Sport24 asked: The Blues crashed and burned this season. Will Tana Umaga reignite their flame?
Ali Williams: I always want to see my former team do well, but unfortunately it was not their year. Even though John Kirwan’s on-field results may not have been the best, he added a lot to the off-field environment, which is something the public and media don’t see. However, bringing Tana on board is brilliant. He commands respect as a legend of the game. And, as a young coach, is building an impressive portfolio. He will offer the Auckland-based franchise fresh ideas and playing patterns.
Sport24 asked: What led to your 15-year career, and has professional rugby become too serious?
Ali Williams: My longevity in the game can be attributed to the enjoyment I derived, the friendships I made and my willingness to tackle fresh physical and mental challenges. If you enjoy what you do, you will never work a day in your life. I understood the responsibilities of being a professional athlete, but still remembered to live life and have fun along the way. The opportunities for players to be themselves in the modern era are very limited. I believe it’s important that the game doesn’t lose the uniqueness of special characters. Forums need to be opened so that players can be themselves.
Sport24 asked: You were set to play a match in America next month. Why the interest stateside?
Ali Williams: I was poised to play a one-off exhibition match for the Rough Riders, a side based in Philadelphia, but it was cancelled because the game wasn’t sanctioned. However, it remains an aim of mine to explore the possibilities in the States because rugby is a global game that we all want to grow. America is a country passionate about sport and there is plenty of money there. It’s a global game so everyone has to be involved, but does that mean that lower-tier countries should be involved in high-level events? My answer would be: only if they are competitive and in a good state.
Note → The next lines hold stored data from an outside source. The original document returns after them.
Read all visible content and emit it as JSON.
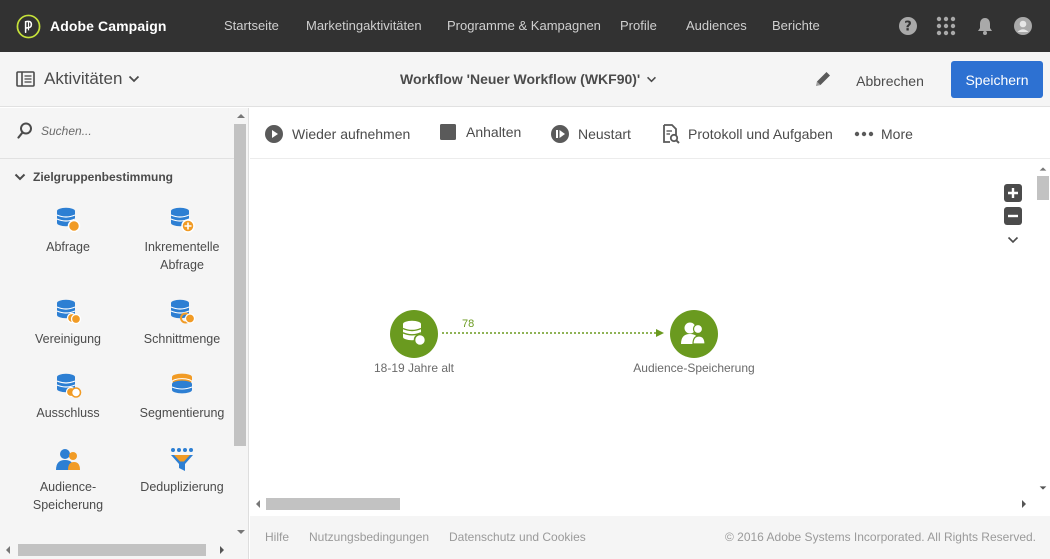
{
  "app": {
    "name": "Adobe Campaign"
  },
  "nav": {
    "items": [
      "Startseite",
      "Marketingaktivitäten",
      "Programme & Kampagnen",
      "Profile",
      "Audiences",
      "Berichte"
    ],
    "icons": [
      "help-icon",
      "apps-grid-icon",
      "bell-icon",
      "user-avatar-icon"
    ]
  },
  "header": {
    "activities_label": "Aktivitäten",
    "workflow_title": "Workflow 'Neuer Workflow (WKF90)'",
    "cancel_label": "Abbrechen",
    "save_label": "Speichern"
  },
  "palette": {
    "search_placeholder": "Suchen...",
    "group_title": "Zielgruppenbestimmung",
    "activities": [
      {
        "label": "Abfrage",
        "icon": "query-icon"
      },
      {
        "label": "Inkrementelle Abfrage",
        "icon": "incremental-query-icon"
      },
      {
        "label": "Vereinigung",
        "icon": "union-icon"
      },
      {
        "label": "Schnittmenge",
        "icon": "intersection-icon"
      },
      {
        "label": "Ausschluss",
        "icon": "exclusion-icon"
      },
      {
        "label": "Segmentierung",
        "icon": "segmentation-icon"
      },
      {
        "label": "Audience-Speicherung",
        "icon": "save-audience-icon"
      },
      {
        "label": "Deduplizierung",
        "icon": "deduplication-icon"
      }
    ]
  },
  "toolbar": {
    "resume_label": "Wieder aufnehmen",
    "stop_label": "Anhalten",
    "restart_label": "Neustart",
    "log_label": "Protokoll und Aufgaben",
    "more_label": "More"
  },
  "canvas": {
    "nodes": [
      {
        "label": "18-19 Jahre alt",
        "icon": "query-icon"
      },
      {
        "label": "Audience-Speicherung",
        "icon": "save-audience-icon"
      }
    ],
    "transition_count": "78"
  },
  "footer": {
    "links": [
      "Hilfe",
      "Nutzungsbedingungen",
      "Datenschutz und Cookies"
    ],
    "copyright": "© 2016 Adobe Systems Incorporated. All Rights Reserved."
  },
  "colors": {
    "topbar": "#323232",
    "accent_blue": "#2d71d2",
    "node_green": "#6a9a1f",
    "icon_blue": "#2d7fd3",
    "icon_orange": "#f19b25"
  }
}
Sport24 asked: What is your mentality heading into this match? Will you go lightly on your hosts?
Ali Williams: Definitely not. As a composite side, we know what we have signed up for and aim to play well. Whenever you step onto the field, your objective is to beat the other guy. We are aware of the importance of the game in terms of the Springboks’ World Cup preparations and want to give a good account of ourselves. We may be in Cape Town, but we have not come here to have a party.